O Estado angolano é o principal financiador das actividades de desminagem em Angola, através de quatro operadores públicos (Instituto Nacional de Desminagem, Brigadas da Casa de Segurança da Presidência, as Brigadas da Polícia de Guarda Fronteira e as Brigadas de Engenharia das Forças Armadas Angolanas), existindo ainda quatro operadores internacionais (Halo Trust, Mine Advisoy Group, Norwegian Peoples Aid e APOPO).

Signatária da Convenção de Otava, Angola comprometeu-se a eliminar as minas antipessoais no seu território até 31 de Dezembro de 2025, mas o dirigente da CNIDAH encara este prazo com cepticismo. “Estamos cientes de que a dimensão do problema não é igual em todos os Estados-partes e no que concerne a Angola temos a certeza de que teremos grandes dificuldades em cumprir este desiderato até 2025”, afirmou, salientou que o Governo “fará todos os possíveis” para ter a maior redução possível de campos minados, “que ainda são muitos”.

Além das actividades de desminagem, a CNIDAH aposta noutras vertentes, desde a educação e prevenção para o risco dos engenhos explosivos remanescentes da guerra à assistência às vítimas.

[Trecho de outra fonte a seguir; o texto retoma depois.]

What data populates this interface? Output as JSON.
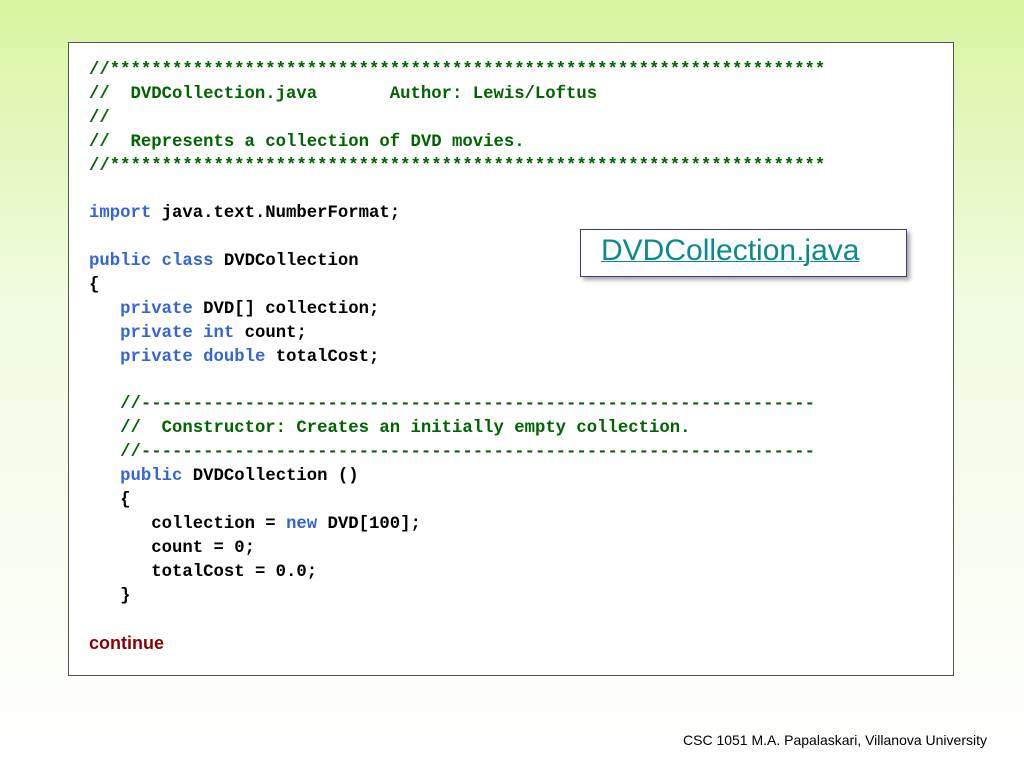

A comissão “intervém para que este grupo alvo tenha uma assistência médica e medicamentosa aceitável”, incluindo acompanhamento psicológico “para quem de repente se vê numa situação adversa” e formação profissional para dar novas competências às vítimas de minas, adiantou o responsável.

Faltam muitos milhões

O Governo necessita, segundo revelação feita a 27 de Agosto de 2019, de 300 milhões de dólares (269,7 milhões de euros) para se ver livre de minas até 2025.

Regressemos a 7 de Junho de 2019. “Estamos entre os países considerados com alto nível de contaminação e ainda não saímos dessa área”, disse nesse dia, em Luanda, Adriano Gonçalves, que falava à margem de um encontro de Coordenação e Avaliação do Programa de Desminagem em Angola, tendo em conta a Agenda 2025, estabelecida para os países concluírem a desminagem, assumindo que, “realisticamente, Angola não poderá atingir a meta”.

Segundo o responsável, nos últimos dez anos o sector tem registado um “decréscimo de financiamento” a nível dos doadores, entre o Estado angolano e os parceiros internacionais, que já atingiu um “nível de quase 90%”.

“O que levou a que muitos operadores que estavam a fazer um trabalho muito valioso em Angola tiveram de se retirar e os que permanecem estão com níveis muito baixo de actividades, em termos de recursos humanos e materiais”, adiantou.

“Estamos conscientes de que esta data [2025] não será tão realística para nós, porque precisaríamos de 350 milhões de dólares [308 milhões de euros] para libertar cerca de 450 áreas afectadas por ano, que seriam cerca de 15 milhões de metros quadrados por ano, para que chegássemos, em 2025, e tivéssemos o problema completamente resolvido”, referiu.

“O que nos satisfaz é que estamos num bom caminho, estamos a fazer todo esforço para que pelo menos ao chegarmos a esta data tenhamos o máximo possível feito”, disse.